According to one source of ours, Fanning may have miscalculated and misplayed his hand with trying to sell Solta, figuring that acquiring new assets would equate to Solta receiving a high offer for acquisition. He didn’t realize that the company needed to first show it could execute correctly with these assets, gaining a leveraged position of strength from which to negotiate with.
The weight/fat loss market is valued at over $60B. As mentioned and shown by the data, weight loss drugs could have health concerns moving forward, sparking doctors and patients to look more closely at body contouring devices.
Furthermore, Solta’s international revenue is up 24% YOY, and is sure to increase as the company recently received regulatory approval in Singapore, Brazil, and Taiwan for Liposonix, which should further bolster both top and bottom-line numbers.
Solta’s product line in the hands of a bigger operator with a strong international market presence such as Valeant (NYSE: VRX) could net billions in peak sales over time, especially in Asian and South American markets where these treatments are really catching on.

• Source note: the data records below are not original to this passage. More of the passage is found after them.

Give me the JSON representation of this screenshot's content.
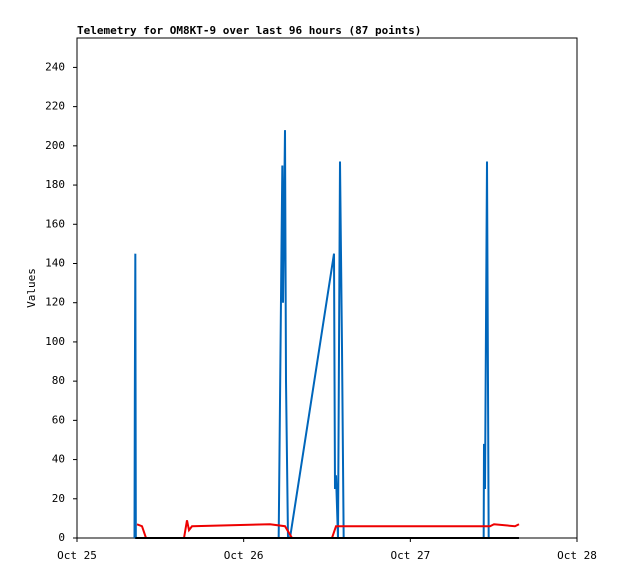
{
  "chart_data": {
    "type": "line",
    "title": "Telemetry for OM8KT-9 over last 96 hours (87 points)",
    "y_label": "Values",
    "xlim": [
      0,
      3
    ],
    "xticks": [
      {
        "value": 0,
        "label": "Oct 25"
      },
      {
        "value": 1,
        "label": "Oct 26"
      },
      {
        "value": 2,
        "label": "Oct 27"
      },
      {
        "value": 3,
        "label": "Oct 28"
      }
    ],
    "ylim": [
      0,
      255
    ],
    "yticks": [
      0,
      20,
      40,
      60,
      80,
      100,
      120,
      140,
      160,
      180,
      200,
      220,
      240
    ],
    "grid": false,
    "series": [
      {
        "color": "#0066bb",
        "x": [
          0.345,
          0.347,
          0.35,
          0.353,
          1.21,
          1.212,
          1.216,
          1.22,
          1.224,
          1.228,
          1.232,
          1.236,
          1.248,
          1.254,
          1.26,
          1.266,
          1.278,
          1.542,
          1.548,
          1.554,
          1.566,
          1.578,
          1.59,
          1.6,
          2.44,
          2.442,
          2.448,
          2.46,
          2.47
        ],
        "values": [
          0,
          72,
          145,
          0,
          0,
          17,
          52,
          87,
          122,
          157,
          190,
          120,
          208,
          80,
          40,
          0,
          0,
          145,
          25,
          32,
          0,
          192,
          97,
          0,
          0,
          48,
          25,
          192,
          0
        ]
      },
      {
        "color": "#ee0000",
        "x": [
          0.36,
          0.39,
          0.414,
          0.642,
          0.66,
          0.672,
          0.69,
          1.158,
          1.248,
          1.29,
          1.53,
          1.554,
          2.478,
          2.502,
          2.628,
          2.652
        ],
        "values": [
          7,
          6,
          0,
          0,
          9,
          4,
          6,
          7,
          6,
          0,
          0,
          6,
          6,
          7,
          6,
          7
        ]
      },
      {
        "color": "#000000",
        "x": [
          0.35,
          2.652
        ],
        "values": [
          0,
          0
        ]
      }
    ]
  }
}
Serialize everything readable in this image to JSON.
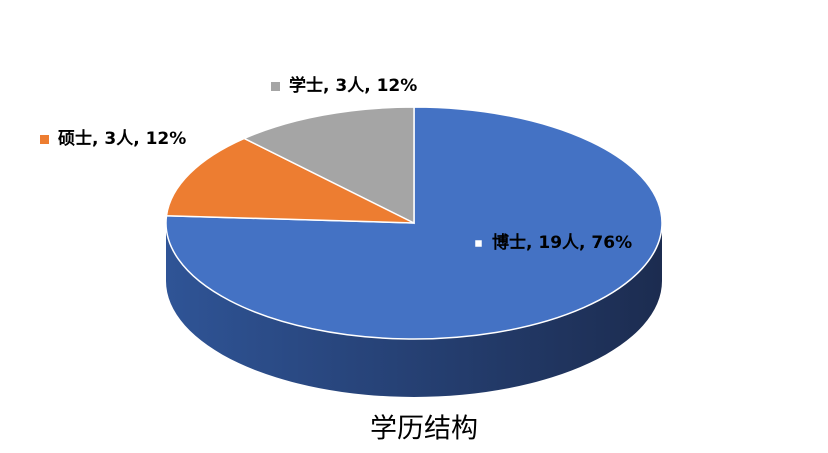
{
  "chart_data": {
    "type": "pie",
    "title": "学历结构",
    "values": [
      19,
      3,
      3
    ],
    "value_labels": [
      "博士, 19人, 76%",
      "硕士, 3人, 12%",
      "学士, 3人, 12%"
    ],
    "colors": [
      "#4472c4",
      "#ed7d31",
      "#a5a5a5"
    ]
  }
}
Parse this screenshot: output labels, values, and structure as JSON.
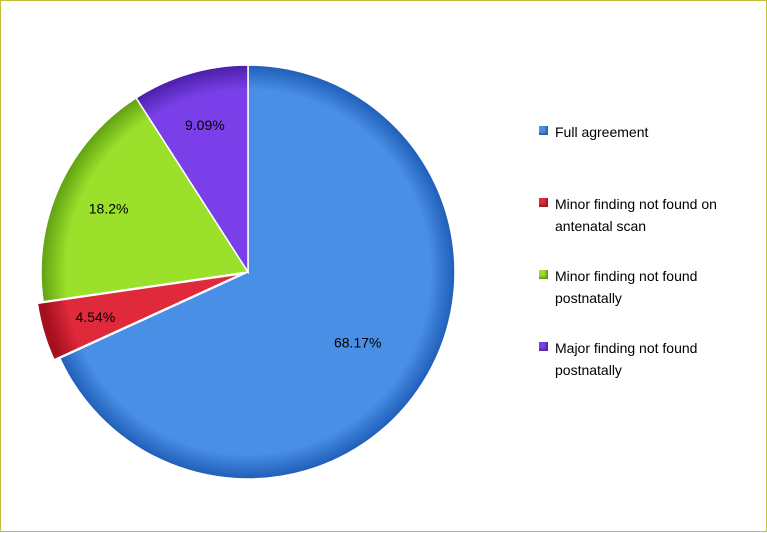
{
  "chart_data": {
    "type": "pie",
    "title": "",
    "slices": [
      {
        "label": "Full agreement",
        "value": 68.17,
        "value_label": "68.17%",
        "color": "#4a8fe6",
        "dark": "#1f5eb8"
      },
      {
        "label": "Minor finding not found on antenatal scan",
        "value": 4.54,
        "value_label": "4.54%",
        "color": "#e02a3c",
        "dark": "#a3101e"
      },
      {
        "label": "Minor finding not found postnatally",
        "value": 18.2,
        "value_label": "18.2%",
        "color": "#9be02a",
        "dark": "#5fa012"
      },
      {
        "label": "Major finding not found postnatally",
        "value": 9.09,
        "value_label": "9.09%",
        "color": "#7a3fe8",
        "dark": "#4a1fa8"
      }
    ],
    "legend_position": "right"
  },
  "legend": {
    "items": [
      {
        "label": "Full agreement",
        "color": "#4a8fe6"
      },
      {
        "label": "Minor finding not found on antenatal scan",
        "color": "#e02a3c"
      },
      {
        "label": "Minor finding not found postnatally",
        "color": "#9be02a"
      },
      {
        "label": "Major finding not found postnatally",
        "color": "#7a3fe8"
      }
    ]
  }
}
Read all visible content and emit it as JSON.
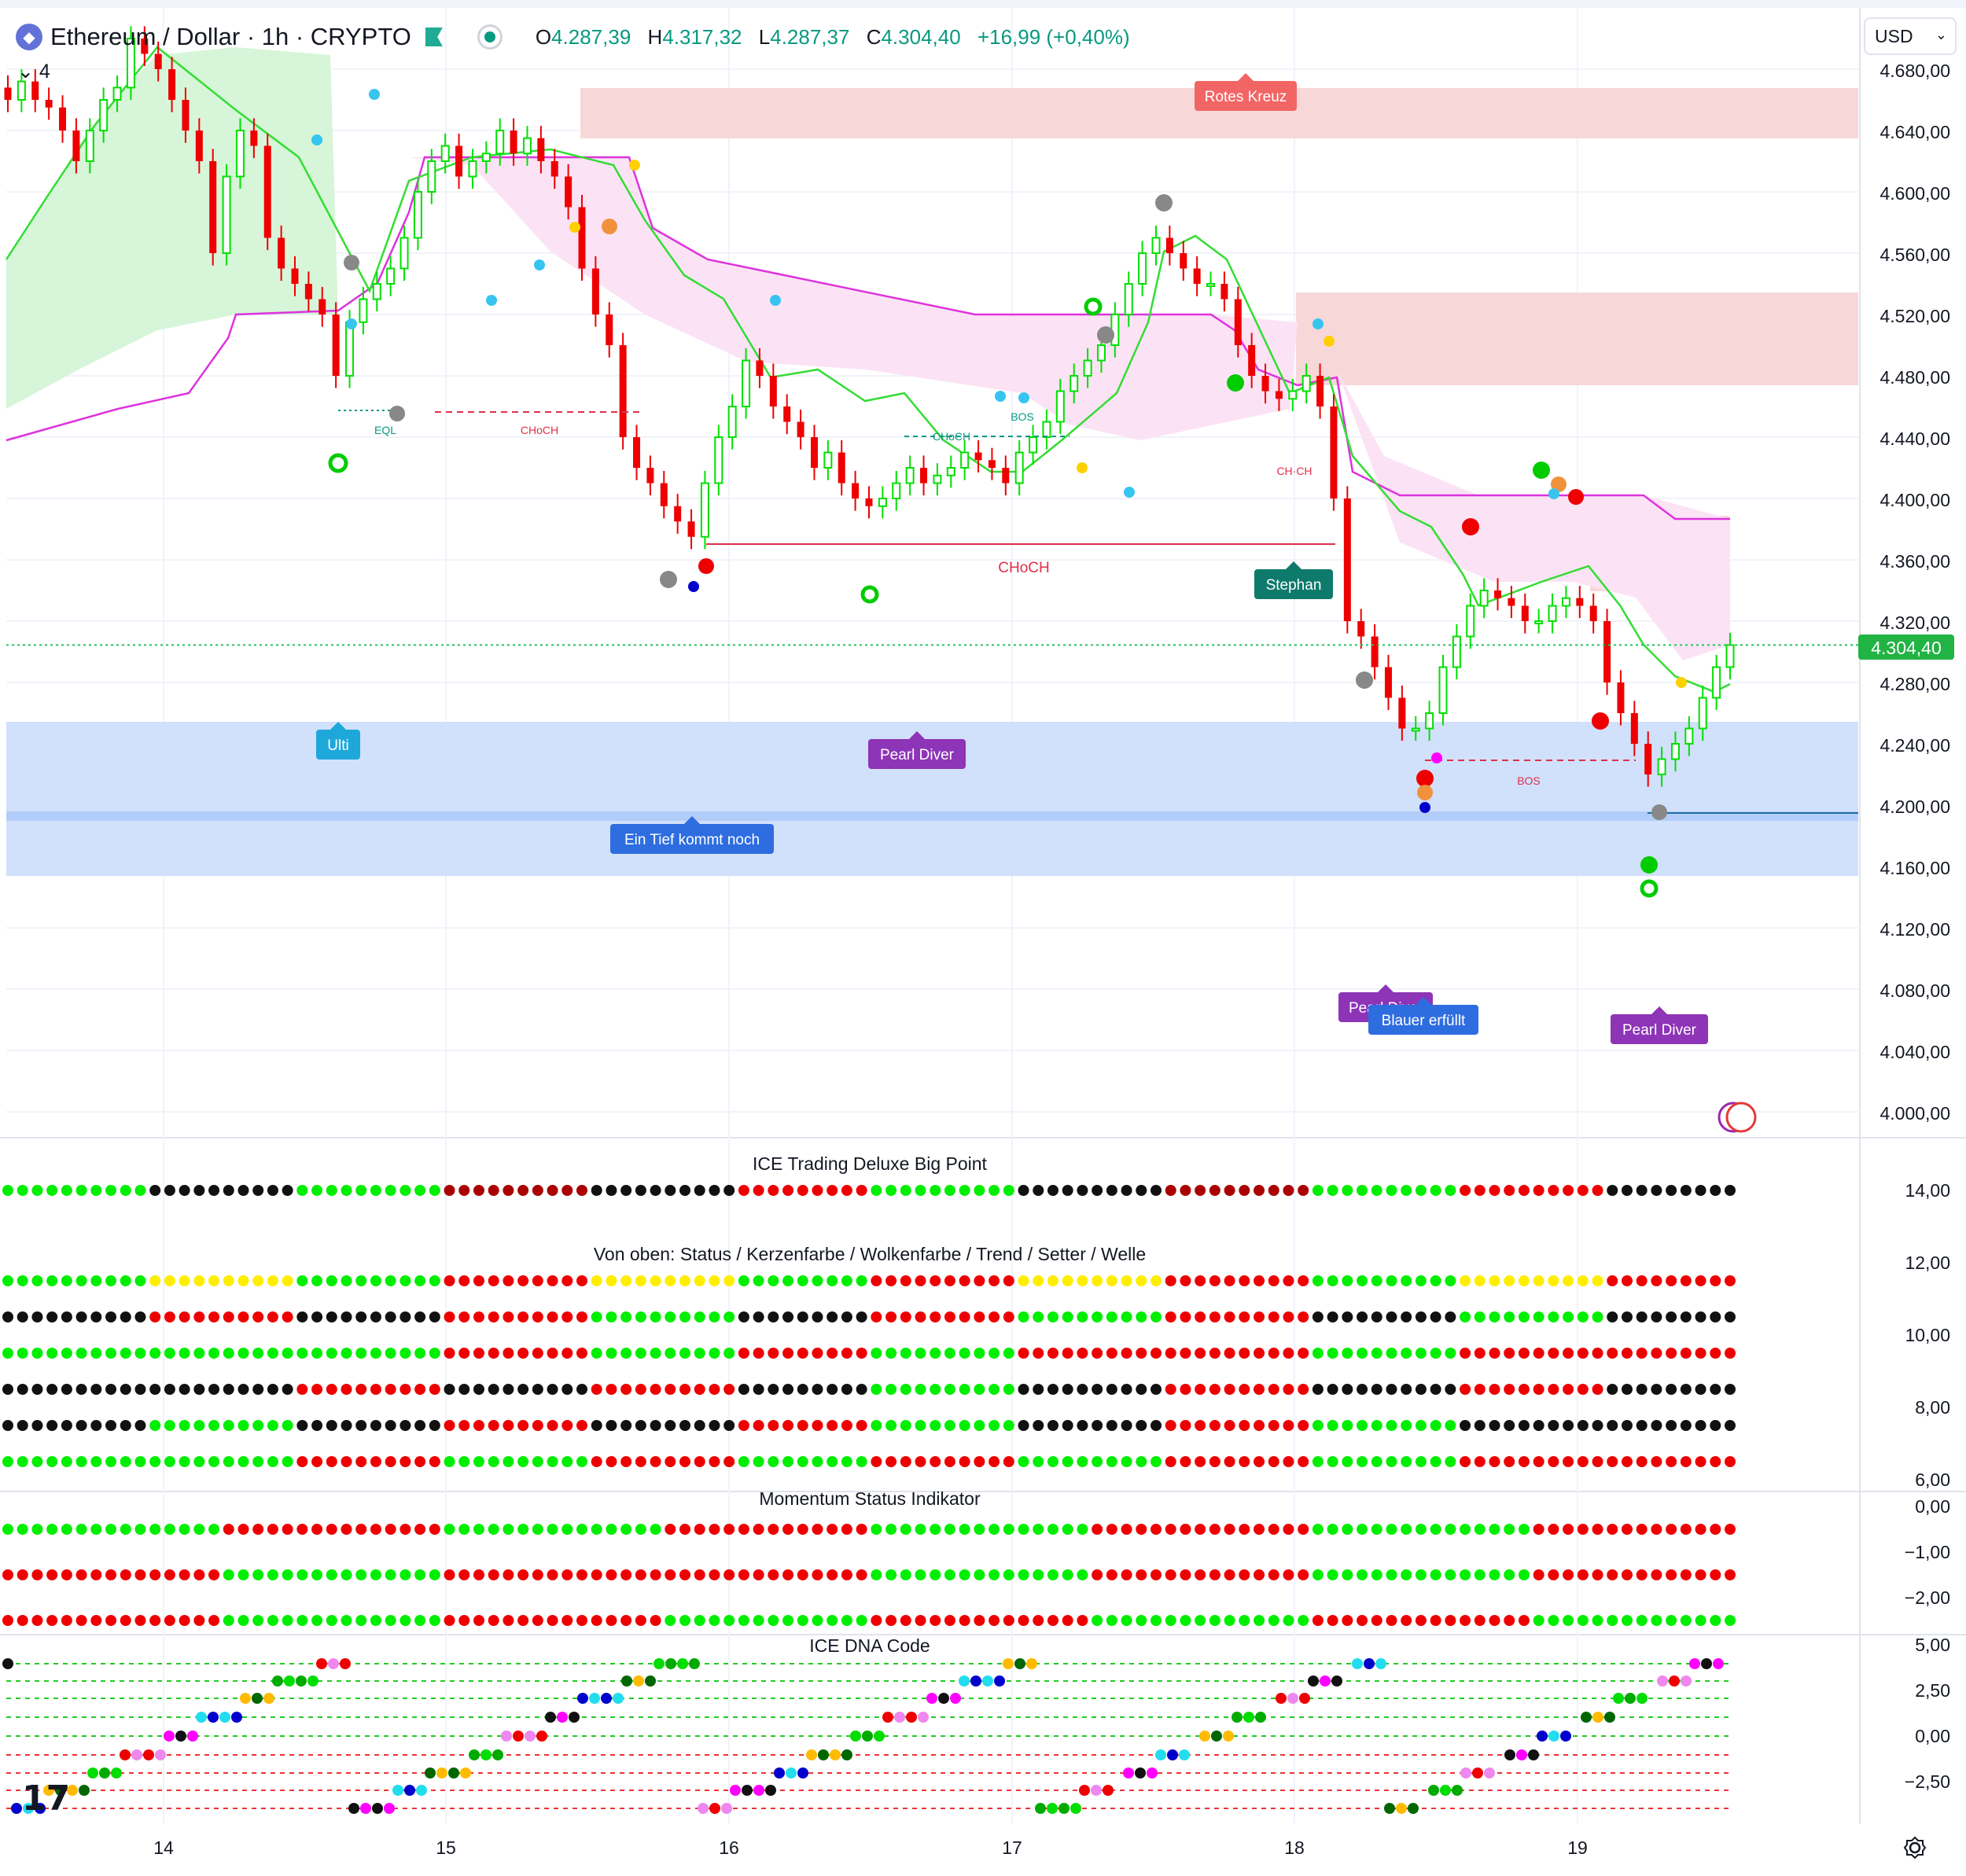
{
  "header": {
    "symbol": "Ethereum / Dollar · 1h · CRYPTO",
    "indicator_count": "4",
    "ohlc": {
      "o_label": "O",
      "o_value": "4.287,39",
      "h_label": "H",
      "h_value": "4.317,32",
      "l_label": "L",
      "l_value": "4.287,37",
      "c_label": "C",
      "c_value": "4.304,40",
      "change": "+16,99 (+0,40%)"
    }
  },
  "currency": "USD",
  "colors": {
    "bull": "#00e000",
    "bear": "#ee0000",
    "accent": "#089981",
    "cloud_bull": "#d7f5d9",
    "cloud_bear": "#fbe3f5",
    "zone_red": "#f8d7d9",
    "zone_blue": "#d1e0fb",
    "wave_green": "#33dd33",
    "wave_magenta": "#dd33dd"
  },
  "chart_data": [
    {
      "type": "candlestick",
      "title": "Ethereum / Dollar · 1h · CRYPTO",
      "x_ticks": [
        "14",
        "15",
        "16",
        "17",
        "18",
        "19"
      ],
      "y_ticks": [
        "4.680,00",
        "4.640,00",
        "4.600,00",
        "4.560,00",
        "4.520,00",
        "4.480,00",
        "4.440,00",
        "4.400,00",
        "4.360,00",
        "4.320,00",
        "4.280,00",
        "4.240,00",
        "4.200,00",
        "4.160,00",
        "4.120,00",
        "4.080,00",
        "4.040,00",
        "4.000,00"
      ],
      "ylim": [
        3990,
        4700
      ],
      "last_price": "4.304,40",
      "last_price_value": 4304.4,
      "candle_closes": [
        4660,
        4672,
        4660,
        4655,
        4640,
        4620,
        4640,
        4660,
        4668,
        4700,
        4690,
        4680,
        4660,
        4640,
        4620,
        4560,
        4610,
        4640,
        4630,
        4570,
        4550,
        4540,
        4530,
        4520,
        4480,
        4515,
        4530,
        4540,
        4550,
        4570,
        4600,
        4620,
        4630,
        4610,
        4620,
        4625,
        4640,
        4625,
        4635,
        4620,
        4610,
        4590,
        4550,
        4520,
        4500,
        4440,
        4420,
        4410,
        4395,
        4385,
        4375,
        4410,
        4440,
        4460,
        4490,
        4480,
        4460,
        4450,
        4440,
        4420,
        4430,
        4410,
        4400,
        4395,
        4400,
        4410,
        4420,
        4410,
        4415,
        4420,
        4430,
        4425,
        4420,
        4410,
        4430,
        4440,
        4450,
        4470,
        4480,
        4490,
        4500,
        4520,
        4540,
        4560,
        4570,
        4560,
        4550,
        4540,
        4540,
        4530,
        4500,
        4480,
        4470,
        4465,
        4470,
        4480,
        4460,
        4400,
        4320,
        4310,
        4290,
        4270,
        4250,
        4250,
        4260,
        4290,
        4310,
        4330,
        4340,
        4335,
        4330,
        4320,
        4320,
        4330,
        4335,
        4330,
        4320,
        4280,
        4260,
        4240,
        4220,
        4230,
        4240,
        4250,
        4270,
        4290,
        4304.4
      ],
      "annotations": [
        "Rotes Kreuz",
        "Ulti",
        "Pearl Diver",
        "Ein Tief kommt noch",
        "Stephan",
        "Pearl Diver",
        "Blauer erfüllt",
        "Pearl Diver",
        "CHoCH",
        "CHoCH",
        "CHoCH",
        "BOS",
        "BOS",
        "EQL",
        "CH·CH"
      ]
    },
    {
      "type": "dot-matrix",
      "title": "ICE Trading Deluxe Big Point",
      "y_ticks": [
        "14,00"
      ],
      "rows": 1
    },
    {
      "type": "dot-matrix",
      "title": "Von oben: Status / Kerzenfarbe / Wolkenfarbe / Trend / Setter / Welle",
      "y_ticks": [
        "12,00",
        "10,00",
        "8,00",
        "6,00"
      ],
      "rows": 6
    },
    {
      "type": "dot-matrix",
      "title": "Momentum Status Indikator",
      "y_ticks": [
        "0,00",
        "−1,00",
        "−2,00"
      ],
      "rows": 3
    },
    {
      "type": "scatter",
      "title": "ICE DNA Code",
      "y_ticks": [
        "5,00",
        "2,50",
        "0,00",
        "−2,50"
      ],
      "ylim": [
        -4.5,
        5.5
      ]
    }
  ]
}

Valeant has aggressively expanded itself through various smaller acquisitions, making around 25 deals a year since 2010 which are mainly focused on specialized high-margin markets, lately with its focus on the aesthetics market.
Valeant has a long-term strategy of buying high-margin health care product businesses that are strong in emerging markets — for example, Asia. In these markets, customers tend to pay directly for products and services rather than relying on government health plans.
Because of the above factors, we feel Valeant will ultimately end up acquiring Solta within the next six months or so.
Companies with acquisition interest in Solta have watched the company over time lose acquisition leverage with Fanning’s poor leadership. Until now, there has been no legitimate urgency for any company to bid for Solta at an acceptable price.
Our opinion is that management’s current course of action should turn around Solta to produce substantial revenue growth and EPS. Our take therefore is that interested companies can offer a fair price now that is acceptable, or watch Solta execute a simple plan and gain a higher valuation moving forward.